By the time it landed harmlessly out of bounds, the other four players on the court had already started trudging over to the bench, waiting to be consoled.
Butler’s misfire only added to a 3-point shooting stat line that would have told a story with or without that attempt.
“That’s everything. When you’re not making shots, you can’t win,” SU head coach Quentin Hillsman said. “That’s what you’ve got to do. You’ve got to be able to put the ball in the basket to win.”
Hillsman’s bluntness was warranted. Syracuse missed its first 16 3-point attempts. And when Maggie Morrison finally hit SU’s first with 9:08 left to play, the Orange was down nine points. The missed shots kept Syracuse out of its press, and allowed 13th-seeded Wake Forest (13-19, 2-14 Atlantic Coast) to explode offensively in the second half as it upset fifth-seeded Syracuse (21-9, 11-5) 85-79 in the second round of the ACC tournament at Greensboro Coliseum.

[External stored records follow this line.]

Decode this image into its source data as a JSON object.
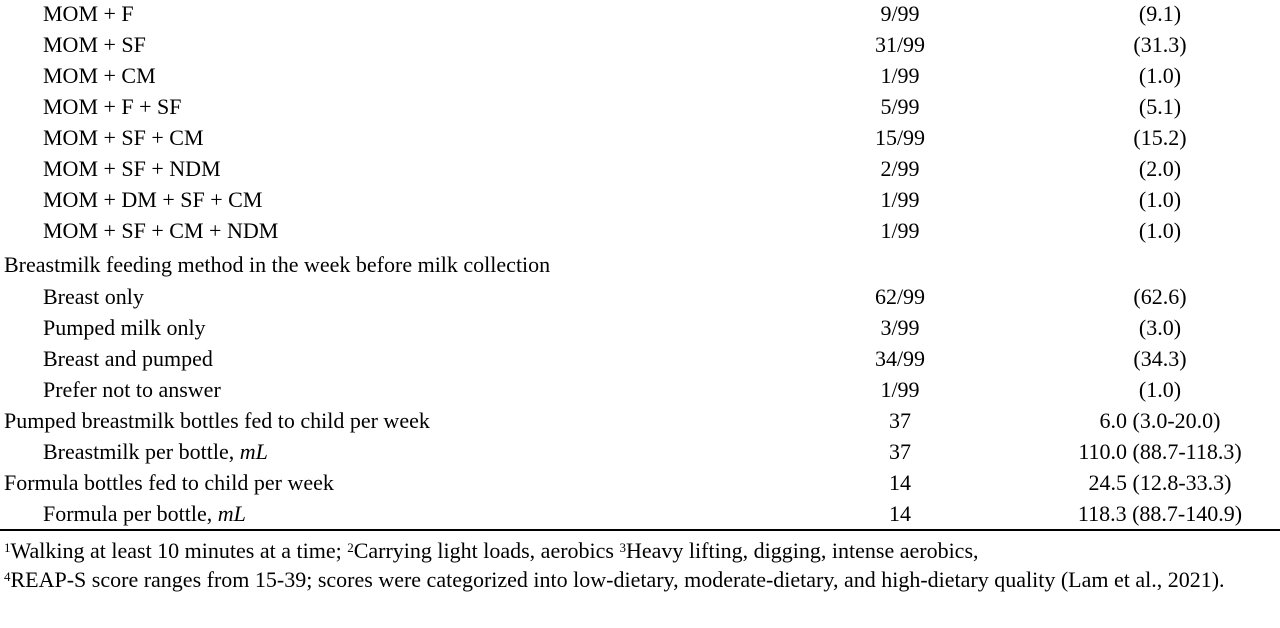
{
  "rows": [
    {
      "label": "MOM + F",
      "n": "9/99",
      "v": "(9.1)"
    },
    {
      "label": "MOM + SF",
      "n": "31/99",
      "v": "(31.3)"
    },
    {
      "label": "MOM + CM",
      "n": "1/99",
      "v": "(1.0)"
    },
    {
      "label": "MOM + F + SF",
      "n": "5/99",
      "v": "(5.1)"
    },
    {
      "label": "MOM + SF + CM",
      "n": "15/99",
      "v": "(15.2)"
    },
    {
      "label": "MOM + SF + NDM",
      "n": "2/99",
      "v": "(2.0)"
    },
    {
      "label": "MOM + DM + SF + CM",
      "n": "1/99",
      "v": "(1.0)"
    },
    {
      "label": "MOM + SF + CM + NDM",
      "n": "1/99",
      "v": "(1.0)"
    },
    {
      "label": "Breastmilk feeding method in the week before milk collection",
      "n": "",
      "v": ""
    },
    {
      "label": "Breast only",
      "n": "62/99",
      "v": "(62.6)"
    },
    {
      "label": "Pumped milk only",
      "n": "3/99",
      "v": "(3.0)"
    },
    {
      "label": "Breast and pumped",
      "n": "34/99",
      "v": "(34.3)"
    },
    {
      "label": "Prefer not to answer",
      "n": "1/99",
      "v": "(1.0)"
    },
    {
      "label": "Pumped breastmilk bottles fed to child per week",
      "n": "37",
      "v": "6.0 (3.0-20.0)"
    },
    {
      "label": "Breastmilk per bottle, ",
      "unit": "mL",
      "n": "37",
      "v": "110.0 (88.7-118.3)"
    },
    {
      "label": "Formula bottles fed to child per week",
      "n": "14",
      "v": "24.5 (12.8-33.3)"
    },
    {
      "label": "Formula per bottle, ",
      "unit": "mL",
      "n": "14",
      "v": "118.3 (88.7-140.9)"
    }
  ],
  "footnote": {
    "sup1": "1",
    "text1": "Walking at least 10 minutes at a time; ",
    "sup2": "2",
    "text2": "Carrying light loads, aerobics ",
    "sup3": "3",
    "text3": "Heavy lifting, digging, intense aerobics,",
    "sup4": "4",
    "text4": "REAP-S score ranges from 15-39; scores were categorized into low-dietary, moderate-dietary, and high-dietary quality (Lam et al., 2021)."
  }
}
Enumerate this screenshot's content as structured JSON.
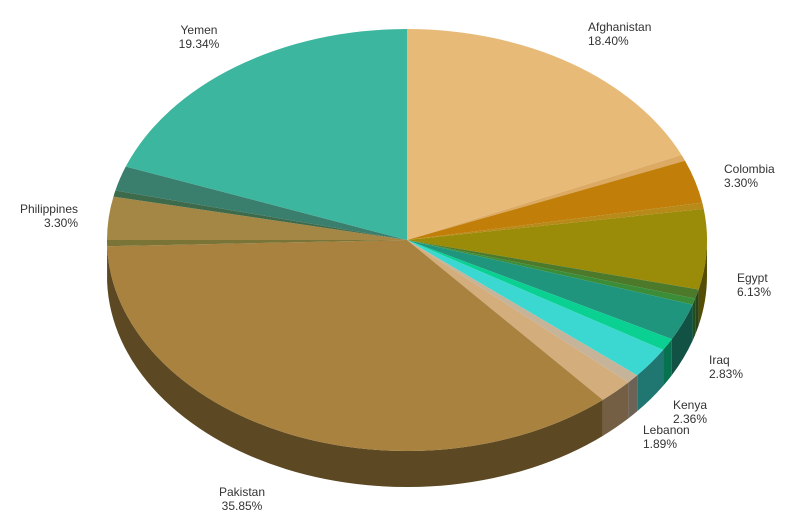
{
  "chart_data": {
    "type": "pie",
    "categories": [
      "Afghanistan",
      "",
      "Colombia",
      "",
      "Egypt",
      "",
      "",
      "Iraq",
      "",
      "Kenya",
      "",
      "Lebanon",
      "Pakistan",
      "",
      "Philippines",
      "",
      "",
      "Yemen"
    ],
    "values": [
      18.4,
      0.47,
      3.3,
      0.47,
      6.13,
      0.71,
      0.47,
      2.83,
      0.94,
      2.36,
      0.71,
      1.89,
      35.85,
      0.47,
      3.3,
      0.47,
      1.89,
      19.34
    ],
    "value_labels": [
      "18.40%",
      "",
      "3.30%",
      "",
      "6.13%",
      "",
      "",
      "2.83%",
      "",
      "2.36%",
      "",
      "1.89%",
      "35.85%",
      "",
      "3.30%",
      "",
      "",
      "19.34%"
    ],
    "colors": [
      "#e8ba78",
      "#dcaa62",
      "#c17e08",
      "#b88a1a",
      "#9a8c08",
      "#4c7a2a",
      "#3b8e37",
      "#20957e",
      "#0ad091",
      "#3ad8d0",
      "#c5b39a",
      "#d3ad7c",
      "#a8823e",
      "#7a7436",
      "#a58745",
      "#3c6a4a",
      "#3a7e6e",
      "#3cb69e"
    ],
    "legend": "none",
    "style": "3d"
  }
}
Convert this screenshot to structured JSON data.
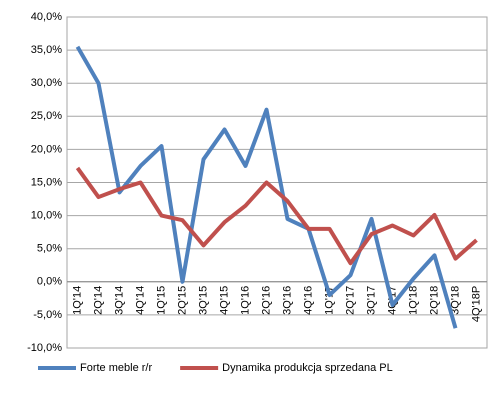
{
  "chart_data": {
    "type": "line",
    "categories": [
      "1Q'14",
      "2Q'14",
      "3Q'14",
      "4Q'14",
      "1Q'15",
      "2Q'15",
      "3Q'15",
      "4Q'15",
      "1Q'16",
      "2Q'16",
      "3Q'16",
      "4Q'16",
      "1Q'17",
      "2Q'17",
      "3Q'17",
      "4Q'17",
      "1Q'18",
      "2Q'18",
      "3Q'18",
      "4Q'18P"
    ],
    "series": [
      {
        "name": "Forte meble r/r",
        "color": "#4f81bd",
        "values": [
          35.5,
          30,
          13.5,
          17.5,
          20.5,
          0,
          18.5,
          23,
          17.5,
          26,
          9.5,
          8,
          -2,
          1,
          9.5,
          -3.5,
          0.5,
          4,
          -7,
          null
        ]
      },
      {
        "name": "Dynamika produkcja sprzedana PL",
        "color": "#c0504d",
        "values": [
          17.2,
          12.8,
          14,
          15,
          10,
          9.3,
          5.5,
          9,
          11.5,
          15,
          12.2,
          8,
          8,
          2.8,
          7.2,
          8.5,
          7,
          10.1,
          3.5,
          6.3
        ]
      }
    ],
    "ylim": [
      -10,
      40
    ],
    "yticks": [
      {
        "value": -10,
        "label": "-10,0%"
      },
      {
        "value": -5,
        "label": "-5,0%"
      },
      {
        "value": 0,
        "label": "0,0%"
      },
      {
        "value": 5,
        "label": "5,0%"
      },
      {
        "value": 10,
        "label": "10,0%"
      },
      {
        "value": 15,
        "label": "15,0%"
      },
      {
        "value": 20,
        "label": "20,0%"
      },
      {
        "value": 25,
        "label": "25,0%"
      },
      {
        "value": 30,
        "label": "30,0%"
      },
      {
        "value": 35,
        "label": "35,0%"
      },
      {
        "value": 40,
        "label": "40,0%"
      }
    ],
    "grid": true,
    "legend": "bottom"
  }
}
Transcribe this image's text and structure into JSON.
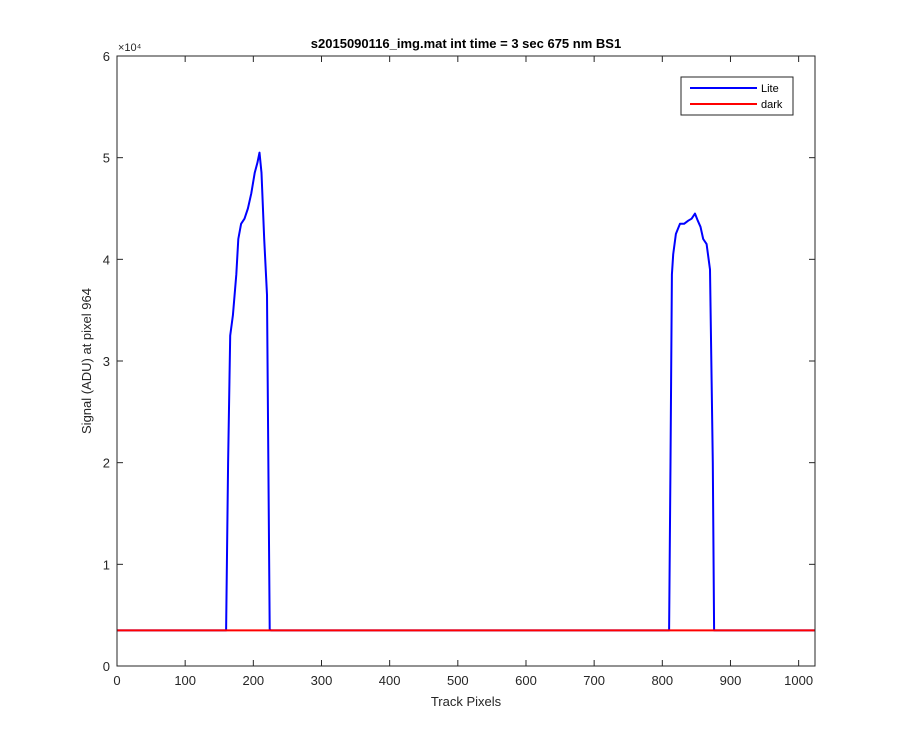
{
  "chart_data": {
    "type": "line",
    "title": "s2015090116_img.mat int time = 3 sec  675 nm BS1",
    "xlabel": "Track Pixels",
    "ylabel": "Signal (ADU) at pixel 964",
    "xlim": [
      0,
      1024
    ],
    "ylim": [
      0,
      60000
    ],
    "x_ticks": [
      0,
      100,
      200,
      300,
      400,
      500,
      600,
      700,
      800,
      900,
      1000
    ],
    "x_tick_labels": [
      "0",
      "100",
      "200",
      "300",
      "400",
      "500",
      "600",
      "700",
      "800",
      "900",
      "1000"
    ],
    "y_ticks": [
      0,
      10000,
      20000,
      30000,
      40000,
      50000,
      60000
    ],
    "y_tick_labels": [
      "0",
      "1",
      "2",
      "3",
      "4",
      "5",
      "6"
    ],
    "y_exponent_label": "×10⁴",
    "grid": false,
    "legend_position": "top-right",
    "series": [
      {
        "name": "Lite",
        "color": "#0000ff",
        "x": [
          0,
          160,
          163,
          166,
          170,
          175,
          178,
          182,
          187,
          192,
          197,
          202,
          206,
          209,
          212,
          216,
          220,
          224,
          226,
          229,
          231,
          240,
          400,
          600,
          800,
          810,
          812,
          814,
          816,
          820,
          826,
          832,
          838,
          843,
          848,
          852,
          856,
          860,
          865,
          870,
          874,
          876,
          878,
          880,
          900,
          1024
        ],
        "y": [
          3500,
          3500,
          20000,
          32500,
          34500,
          38500,
          42000,
          43500,
          44000,
          45000,
          46500,
          48500,
          49500,
          50500,
          48500,
          42000,
          36500,
          3600,
          3500,
          3500,
          3500,
          3500,
          3500,
          3500,
          3500,
          3500,
          20000,
          38500,
          40500,
          42500,
          43500,
          43500,
          43800,
          44000,
          44500,
          43800,
          43200,
          42000,
          41500,
          39000,
          20000,
          3500,
          3500,
          3500,
          3500,
          3500
        ]
      },
      {
        "name": "dark",
        "color": "#ff0000",
        "x": [
          0,
          1024
        ],
        "y": [
          3500,
          3500
        ]
      }
    ]
  }
}
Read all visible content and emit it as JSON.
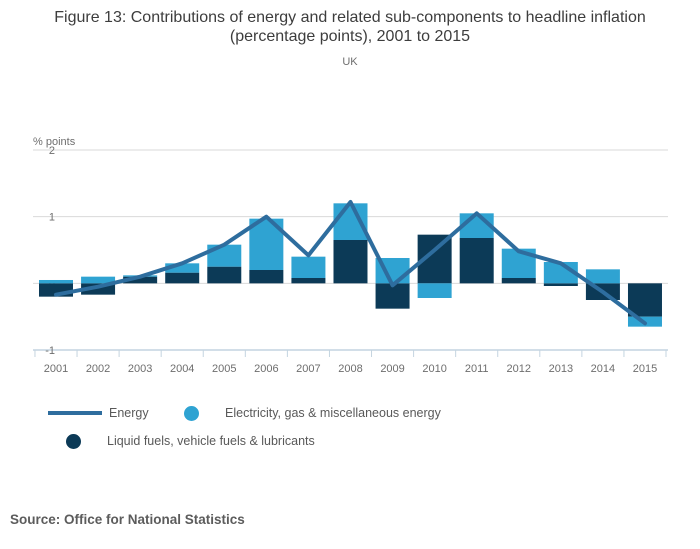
{
  "header": {
    "title": "Figure 13: Contributions of energy and related sub-components to headline inflation (percentage points), 2001 to 2015",
    "subtitle": "UK"
  },
  "chart_data": {
    "type": "bar",
    "subtype": "stacked bars with line overlay",
    "title": "Figure 13: Contributions of energy and related sub-components to headline inflation (percentage points), 2001 to 2015",
    "unit_label": "% points",
    "categories": [
      "2001",
      "2002",
      "2003",
      "2004",
      "2005",
      "2006",
      "2007",
      "2008",
      "2009",
      "2010",
      "2011",
      "2012",
      "2013",
      "2014",
      "2015"
    ],
    "series": [
      {
        "name": "Liquid fuels, vehicle fuels & lubricants",
        "type": "bar",
        "color": "#0c3a57",
        "values": [
          -0.2,
          -0.17,
          0.1,
          0.16,
          0.25,
          0.2,
          0.08,
          0.65,
          -0.38,
          0.73,
          0.68,
          0.08,
          -0.04,
          -0.25,
          -0.5
        ]
      },
      {
        "name": "Electricity, gas & miscellaneous energy",
        "type": "bar",
        "color": "#2fa3d2",
        "values": [
          0.05,
          0.1,
          0.02,
          0.14,
          0.33,
          0.77,
          0.32,
          0.55,
          0.38,
          -0.22,
          0.37,
          0.44,
          0.32,
          0.21,
          -0.15
        ]
      },
      {
        "name": "Energy",
        "type": "line",
        "color": "#2e6d9e",
        "values": [
          -0.17,
          -0.05,
          0.1,
          0.3,
          0.58,
          1.0,
          0.42,
          1.22,
          -0.03,
          0.5,
          1.05,
          0.48,
          0.3,
          -0.13,
          -0.6
        ]
      }
    ],
    "ylim": [
      -1,
      2
    ],
    "yticks": [
      2,
      1,
      0,
      -1
    ],
    "grid": true,
    "grid_color": "#d9d9d9",
    "axis_color": "#c4d4e0",
    "tick_text_color": "#6e6e6e",
    "legend_position": "bottom"
  },
  "legend": {
    "energy_label": "Energy",
    "electricity_label": "Electricity, gas & miscellaneous energy",
    "fuels_label": "Liquid fuels, vehicle fuels & lubricants"
  },
  "footer": {
    "source": "Source: Office for National Statistics"
  }
}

When the Orange finally did start making its 3s — a stretch of four straight cut a 15-point lead to five with 1:15 to play — it gave itself a chance. But the late flurry of shots only highlighted its disappearance in the game’s first 35 minutes.
“We talked about trying to get out and dictate with our defense,” Demon Deacons head coach Jen Hoover said. “I thought we just did a really good job of locking in and really getting out and contesting them. And that’s our thing always.”
When the Orange couldn’t make shots it couldn’t get into its press. Syracuse started out the game on a 12-5 run, where it turned four WFU turnovers into four baskets. But when the Orange missed seven straight shots, Wake Forest turned its deficit into a five-point lead.
Cornelia Fondren — whose missed 3-point shot with the game tied in the second half didn’t even come close to touching the rim — said that there was a sense of urgency from the team’s scorers to step up with guard Diamond Henderson out after tearing her ACL in the regular season finale.
But that urgency didn’t translate. Butler, who swished her second shot of the game, missed her next 11. Ford, who scored nearly all of her points on second-chance cutbacks, hurt her stat line with four 3-point clanks off the back rim. And seldom-used Isabella Slim fell well short on her three awkward-looking long-range attempts.
“I thought that we wasn’t making shots early,” Hillsman said. “But they did a very good job of just closing us out and making our shooters put the ball on the floor.”
Late in the game, though, when Syracuse needed a miracle run to get back into the game, it all seemed to come together. Peterson swished a 3. Then off a Fondren steal, Butler made her first of the game from the right wing. Forty-four seconds later, Peterson pulled up at the top of key and drained a 3 before Butler connected again with 1:32 to play.
The 3-point shot that had been impossible to find now looked automatic.
“I was able to make the ball go in the basket,” Butler stated, simply. “Once I was able to get that to happen I started to feel it and get back into the game.”
But Syracuse couldn’t get back into the game. And the conference’s worst shooting team completed one of its worst shooting performances of the season.